By BEN FINLEY - Associated Press

A U.S. Navy SEAL has been sentenced to 10 years in prison for his role in the hazing death of a U.S. Army Green Beret while the men served together in Africa.

The Navy says Tony DeDolph received the sentence Saturday from a jury of fellow servicemembers at Naval Station Norfolk. He pleaded guilty to involuntary manslaughter earlier this month.

DeDolph will also forfeit his pay and receive a dishonorable discharge.

DeDolph placed Army Staff Sgt. Logan Melgar into a chokehold to try to make him temporarily lose consciousness during what the SEAL said was a prank.

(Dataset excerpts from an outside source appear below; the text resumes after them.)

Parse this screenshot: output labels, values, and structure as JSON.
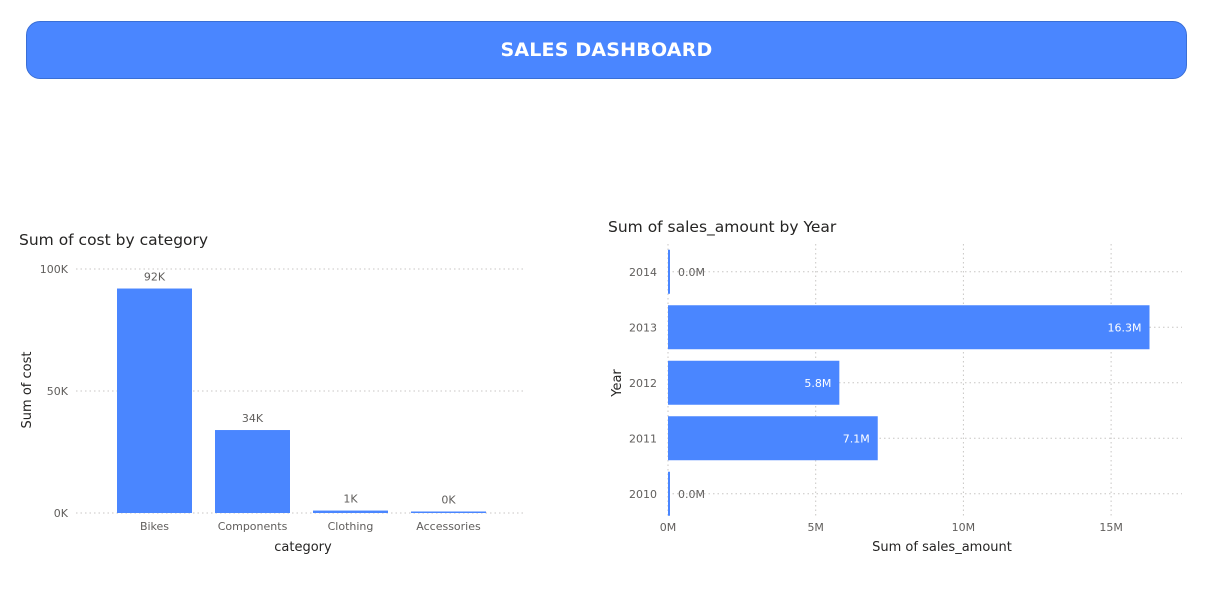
{
  "header": {
    "title": "SALES DASHBOARD"
  },
  "colors": {
    "bar": "#4a86ff",
    "header_bg": "#4a86ff"
  },
  "chart_data": [
    {
      "type": "bar",
      "title": "Sum of cost by category",
      "xlabel": "category",
      "ylabel": "Sum of cost",
      "categories": [
        "Bikes",
        "Components",
        "Clothing",
        "Accessories"
      ],
      "values": [
        92000,
        34000,
        1000,
        400
      ],
      "data_labels": [
        "92K",
        "34K",
        "1K",
        "0K"
      ],
      "ylim": [
        0,
        100000
      ],
      "yticks": [
        0,
        50000,
        100000
      ],
      "ytick_labels": [
        "0K",
        "50K",
        "100K"
      ],
      "grid": true
    },
    {
      "type": "bar",
      "orientation": "horizontal",
      "title": "Sum of sales_amount by Year",
      "xlabel": "Sum of sales_amount",
      "ylabel": "Year",
      "categories": [
        "2014",
        "2013",
        "2012",
        "2011",
        "2010"
      ],
      "values": [
        0.02,
        16.3,
        5.8,
        7.1,
        0.02
      ],
      "data_labels": [
        "0.0M",
        "16.3M",
        "5.8M",
        "7.1M",
        "0.0M"
      ],
      "xlim": [
        0,
        17.4
      ],
      "xticks": [
        0,
        5,
        10,
        15
      ],
      "xtick_labels": [
        "0M",
        "5M",
        "10M",
        "15M"
      ],
      "grid": true
    }
  ]
}
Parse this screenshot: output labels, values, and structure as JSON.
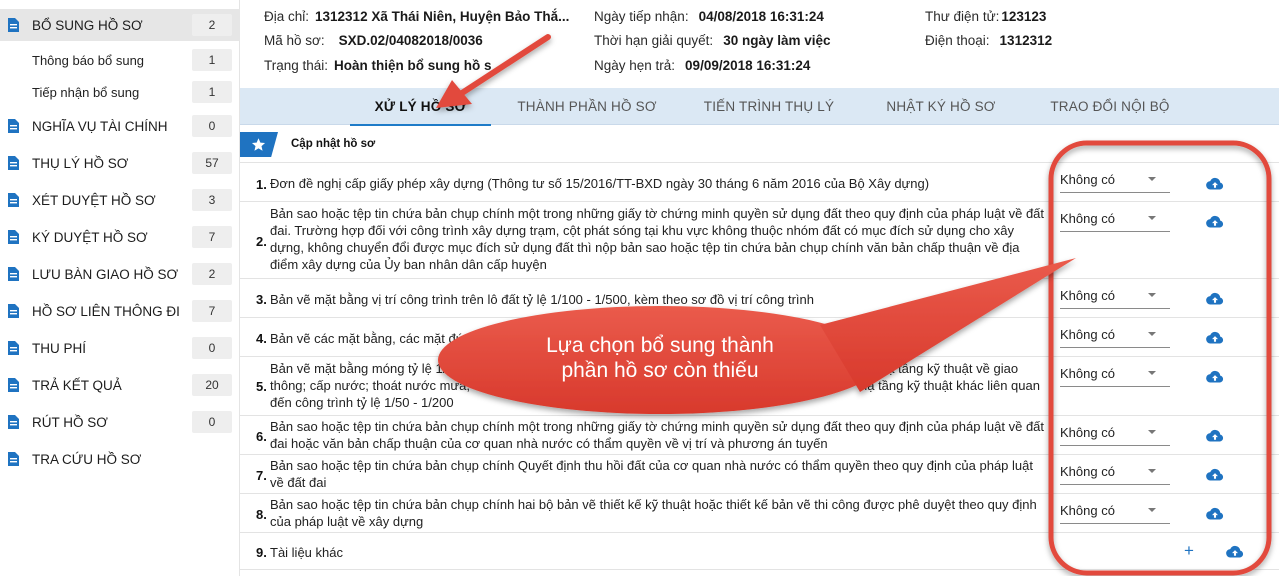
{
  "sidebar": {
    "items": [
      {
        "label": "BỔ SUNG HỒ SƠ",
        "count": "2"
      },
      {
        "label": "Thông báo bổ sung",
        "count": "1"
      },
      {
        "label": "Tiếp nhận bổ sung",
        "count": "1"
      },
      {
        "label": "NGHĨA VỤ TÀI CHÍNH",
        "count": "0"
      },
      {
        "label": "THỤ LÝ HỒ SƠ",
        "count": "57"
      },
      {
        "label": "XÉT DUYỆT HỒ SƠ",
        "count": "3"
      },
      {
        "label": "KÝ DUYỆT HỒ SƠ",
        "count": "7"
      },
      {
        "label": "LƯU BÀN GIAO HỒ SƠ",
        "count": "2"
      },
      {
        "label": "HỒ SƠ LIÊN THÔNG ĐI",
        "count": "7"
      },
      {
        "label": "THU PHÍ",
        "count": "0"
      },
      {
        "label": "TRẢ KẾT QUẢ",
        "count": "20"
      },
      {
        "label": "RÚT HỒ SƠ",
        "count": "0"
      },
      {
        "label": "TRA CỨU HỒ SƠ",
        "count": ""
      }
    ]
  },
  "info": {
    "address_label": "Địa chỉ:",
    "address_value": "1312312 Xã Thái Niên, Huyện Bảo Thắ...",
    "code_label": "Mã hồ sơ:",
    "code_value": "SXD.02/04082018/0036",
    "status_label": "Trạng thái:",
    "status_value": "Hoàn thiện bổ sung hồ s",
    "received_label": "Ngày tiếp nhận:",
    "received_value": "04/08/2018 16:31:24",
    "deadline_label": "Thời hạn giải quyết:",
    "deadline_value": "30 ngày làm việc",
    "appointment_label": "Ngày hẹn trả:",
    "appointment_value": "09/09/2018 16:31:24",
    "email_label": "Thư điện tử:",
    "email_value": "123123",
    "phone_label": "Điện thoại:",
    "phone_value": "1312312"
  },
  "tabs": [
    {
      "label": "XỬ LÝ HỒ SƠ"
    },
    {
      "label": "THÀNH PHẦN HỒ SƠ"
    },
    {
      "label": "TIẾN TRÌNH THỤ LÝ"
    },
    {
      "label": "NHẬT KÝ HỒ SƠ"
    },
    {
      "label": "TRAO ĐỔI NỘI BỘ"
    }
  ],
  "section": {
    "title": "Cập nhật hồ sơ"
  },
  "documents": [
    {
      "num": "1.",
      "text": "Đơn đề nghị cấp giấy phép xây dựng (Thông tư số 15/2016/TT-BXD ngày 30 tháng 6 năm 2016 của Bộ Xây dựng)",
      "option": "Không có"
    },
    {
      "num": "2.",
      "text": "Bản sao hoặc tệp tin chứa bản chụp chính một trong những giấy tờ chứng minh quyền sử dụng đất theo quy định của pháp luật về đất đai. Trường hợp đối với công trình xây dựng trạm, cột phát sóng tại khu vực không thuộc nhóm đất có mục đích sử dụng cho xây dựng, không chuyển đổi được mục đích sử dụng đất thì nộp bản sao hoặc tệp tin chứa bản chụp chính văn bản chấp thuận về địa điểm xây dựng của Ủy ban nhân dân cấp huyện",
      "option": "Không có"
    },
    {
      "num": "3.",
      "text": "Bản vẽ mặt bằng vị trí công trình trên lô đất tỷ lệ 1/100 - 1/500, kèm theo sơ đồ vị trí công trình",
      "option": "Không có"
    },
    {
      "num": "4.",
      "text": "Bản vẽ các mặt bằng, các mặt đứ",
      "option": "Không có"
    },
    {
      "num": "5.",
      "text": "Bản vẽ mặt bằng móng tỷ lệ 1/1",
      "text_right": "hạ tầng kỹ thuật về giao",
      "text2": "thông; cấp nước; thoát nước mưa,",
      "text2_right": "hạ tầng kỹ thuật khác liên quan",
      "text3": "đến công trình tỷ lệ 1/50 - 1/200",
      "option": "Không có"
    },
    {
      "num": "6.",
      "text": "Bản sao hoặc tệp tin chứa bản chụp chính một trong những giấy tờ chứng minh quyền sử dụng đất theo quy định của pháp luật về đất đai hoặc văn bản chấp thuận của cơ quan nhà nước có thẩm quyền về vị trí và phương án tuyến",
      "option": "Không có"
    },
    {
      "num": "7.",
      "text": "Bản sao hoặc tệp tin chứa bản chụp chính Quyết định thu hồi đất của cơ quan nhà nước có thẩm quyền theo quy định của pháp luật về đất đai",
      "option": "Không có"
    },
    {
      "num": "8.",
      "text": "Bản sao hoặc tệp tin chứa bản chụp chính hai bộ bản vẽ thiết kế kỹ thuật hoặc thiết kế bản vẽ thi công được phê duyệt theo quy định của pháp luật về xây dựng",
      "option": "Không có"
    },
    {
      "num": "9.",
      "text": "Tài liệu khác"
    }
  ],
  "annotation": {
    "callout_line1": "Lựa chọn bổ sung thành",
    "callout_line2": "phần hồ sơ còn thiếu",
    "accent_color": "#e24a3c"
  },
  "icons": {
    "sidebar": "document-icon",
    "upload": "cloud-upload-icon",
    "add": "plus-icon",
    "section": "star-icon"
  }
}
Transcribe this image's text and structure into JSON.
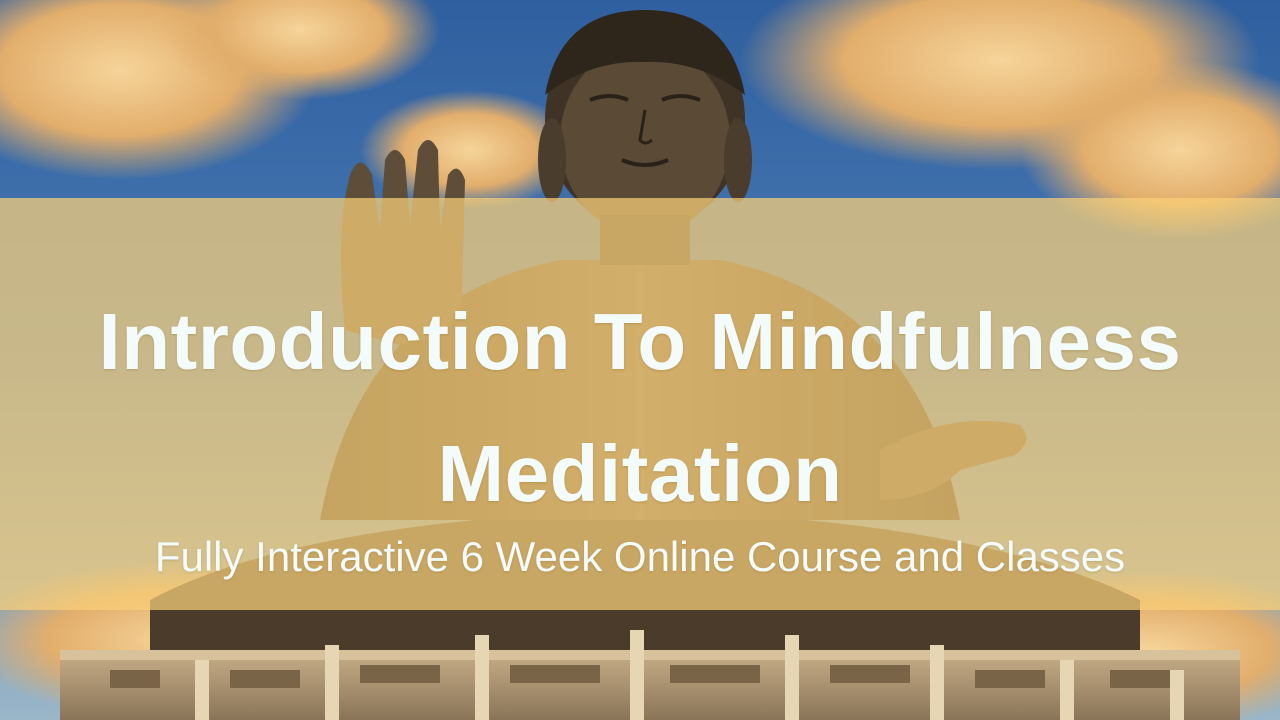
{
  "title": {
    "line1": "Introduction To Mindfulness",
    "line2": "Meditation"
  },
  "subtitle": "Fully Interactive 6 Week Online Course and Classes",
  "colors": {
    "sky": "#3f6fa8",
    "cloud": "#e8b46a",
    "banner": "#fad078",
    "statue": "#5a4a36",
    "text": "#f3fbfb"
  }
}
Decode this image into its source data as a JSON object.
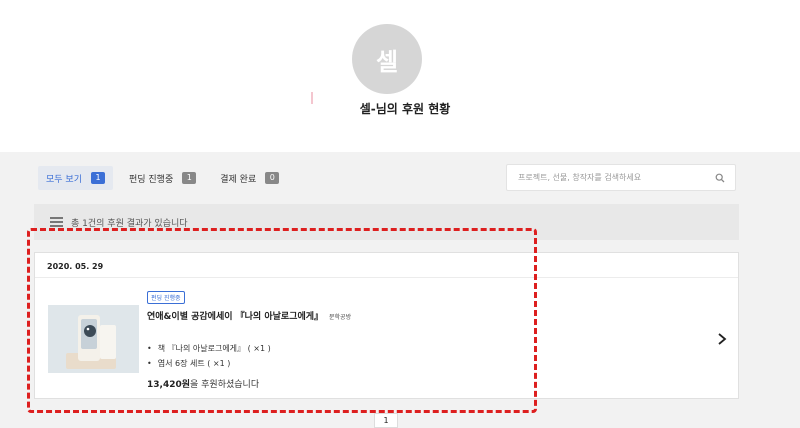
{
  "profile": {
    "avatar_text": "셀",
    "title": "셀-님의 후원 현황"
  },
  "filters": {
    "tabs": [
      {
        "label": "모두 보기",
        "count": "1",
        "active": true
      },
      {
        "label": "펀딩 진행중",
        "count": "1",
        "active": false
      },
      {
        "label": "결제 완료",
        "count": "0",
        "active": false
      }
    ]
  },
  "search": {
    "placeholder": "프로젝트, 선물, 창작자를 검색하세요",
    "icon": "search-icon"
  },
  "summary": {
    "text": "총 1건의 후원 결과가 있습니다",
    "icon": "list-icon"
  },
  "pledges": [
    {
      "date": "2020. 05. 29",
      "status": "펀딩 진행중",
      "title": "연애&이별 공감에세이 『나의 아날로그에게』",
      "creator": "문학공방",
      "items": [
        "책 『나의 아날로그에게』 ( ×1 )",
        "엽서 6장 세트 ( ×1 )"
      ],
      "amount": "13,420원",
      "amount_suffix": "을 후원하셨습니다"
    }
  ],
  "pagination": {
    "current": "1"
  },
  "colors": {
    "accent": "#3b6fd6",
    "highlight_border": "#dd1f1f",
    "background": "#f2f2f2"
  }
}
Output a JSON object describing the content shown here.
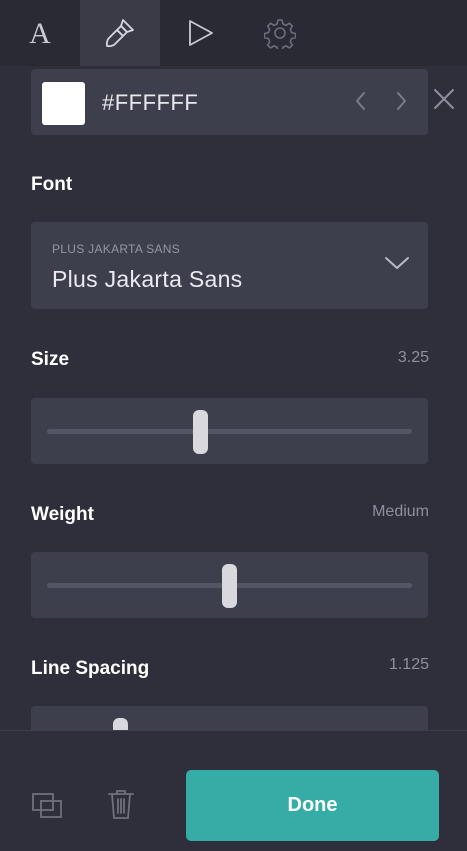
{
  "tabs": [
    {
      "name": "text",
      "icon": "letter-a-icon",
      "active": false
    },
    {
      "name": "style",
      "icon": "paintbrush-icon",
      "active": true
    },
    {
      "name": "animation",
      "icon": "play-icon",
      "active": false
    },
    {
      "name": "settings",
      "icon": "gear-icon",
      "active": false
    }
  ],
  "color": {
    "swatch": "#FFFFFF",
    "hex_value": "#FFFFFF"
  },
  "font": {
    "label": "Font",
    "preview_caption": "PLUS JAKARTA SANS",
    "selected": "Plus Jakarta Sans"
  },
  "size": {
    "label": "Size",
    "value": "3.25",
    "level": 0.42
  },
  "weight": {
    "label": "Weight",
    "value": "Medium",
    "level": 0.5
  },
  "line_spacing": {
    "label": "Line Spacing",
    "value": "1.125",
    "level": 0.2
  },
  "footer": {
    "done_label": "Done"
  },
  "colors": {
    "accent": "#35ADA6",
    "background": "#2F2F3B",
    "panel": "#3E3F4D"
  }
}
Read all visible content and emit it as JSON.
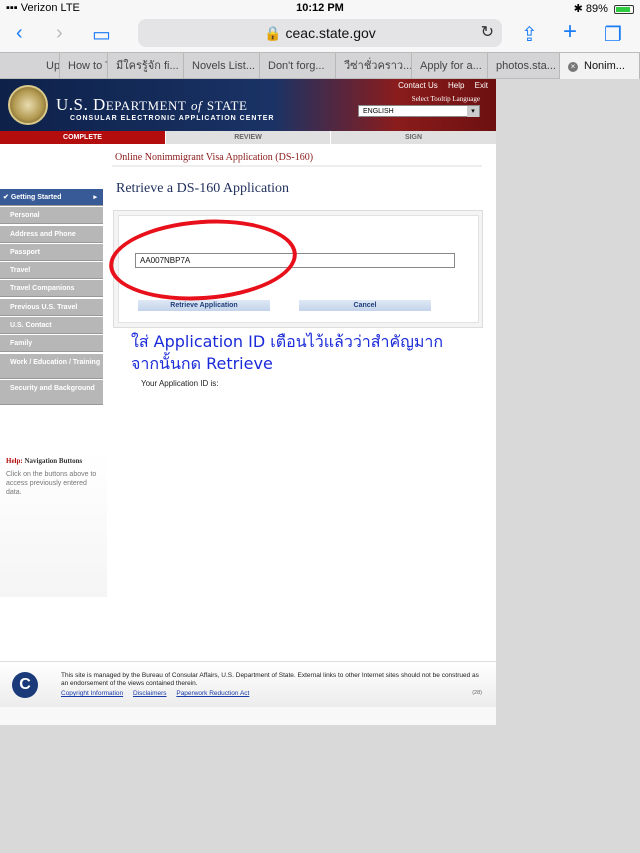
{
  "status_bar": {
    "carrier": "Verizon",
    "network": "LTE",
    "time": "10:12 PM",
    "battery": "89%",
    "battery_level": 0.89
  },
  "browser": {
    "url": "ceac.state.gov",
    "tabs": [
      "Up",
      "How to T",
      "มีใครรู้จัก fi...",
      "Novels List...",
      "Don't forg...",
      "วีซ่าชั่วคราว...",
      "Apply for a...",
      "photos.sta...",
      "Nonim..."
    ],
    "active_tab_index": 8
  },
  "header": {
    "title_us": "U.S. D",
    "title_rest": "EPARTMENT",
    "title_of": "of",
    "title_state": "STATE",
    "subtitle": "CONSULAR ELECTRONIC APPLICATION CENTER",
    "links": [
      "Contact Us",
      "Help",
      "Exit"
    ],
    "tooltip_label": "Select Tooltip Language",
    "language": "ENGLISH"
  },
  "progress": {
    "complete": "COMPLETE",
    "review": "REVIEW",
    "sign": "SIGN"
  },
  "app_title": "Online Nonimmigrant Visa Application (DS-160)",
  "page_title": "Retrieve a DS-160 Application",
  "sidebar": {
    "items": [
      "Getting Started",
      "Personal",
      "Address and Phone",
      "Passport",
      "Travel",
      "Travel Companions",
      "Previous U.S. Travel",
      "U.S. Contact",
      "Family",
      "Work / Education / Training",
      "Security and Background"
    ]
  },
  "help": {
    "label": "Help:",
    "title": "Navigation Buttons",
    "text": "Click on the buttons above to access previously entered data."
  },
  "form": {
    "id_label": "Your Application ID is:",
    "id_value": "AA007NBP7A",
    "retrieve_label": "Retrieve Application",
    "cancel_label": "Cancel"
  },
  "annotation": {
    "line1": "ใส่ Application ID เตือนไว้แล้วว่าสำคัญมาก",
    "line2": "จากนั้นกด Retrieve"
  },
  "footer": {
    "text": "This site is managed by the Bureau of Consular Affairs, U.S. Department of State. External links to other Internet sites should not be construed as an endorsement of the views contained therein.",
    "links": [
      "Copyright Information",
      "Disclaimers",
      "Paperwork Reduction Act"
    ],
    "version": "(28)",
    "logo_letter": "C"
  },
  "colors": {
    "accent_red": "#b30d0d",
    "nav_blue": "#385b97",
    "annotation_blue": "#1a2ad8",
    "circle_red": "#e8101a"
  }
}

Melgar died of strangulation. DeDolph is one of four service members to be charged in the Melgar's 2017 death in Mali.

Last week, one witness described how the men were bar-hopping before the prank. Some of Melgar's friends, including DeDolph, wanted to get back at him for breaking off of the group to go to a party.

Alan Pugh, the witness, said he the men told him the prank was a joke.

"I've never been around people who choke each other out for fun," Pugh said.

Outside Melgar's door, the group, - including DeDolph-  divided up roles. Someone would break through the door, others would tape Melgar's arms and legs and DeDolph would choke him out with a maneuver DeDolph identified last week as a rear naked chokehold.

Someone asked Pugh to help pin Melgar down. Pugh said he refused, and he was handed a phone to record the incident instead.

That's when Pugh left.

He walked back to his own home, only a few hundred yards away, and went to sleep.

Soon, two of the men from the group, "Kevin" and "Mario," he said, were waking him up. (Authorities sentenced Marine Private Kevin Maxwell to prison for four years for his role in Melgar's death. Gunnery Sergeant Mario Madera-Rodriguez has been charged with crimes including conspiracy, felony murder and involuntary manslaughter in the crime, but his trial is scheduled for February 1. Another Navy SEAL was sentenced in 2019.)

"Logan's dead," one of them told him. They revealed the coverup plan to him, to tell authorities that DeDolph had had an impromptu wrestling match with Melgar, and an accident had killed him. 

DeDolph's trial lasted a week. His lawyer told WHRO he plans to appeal the decision.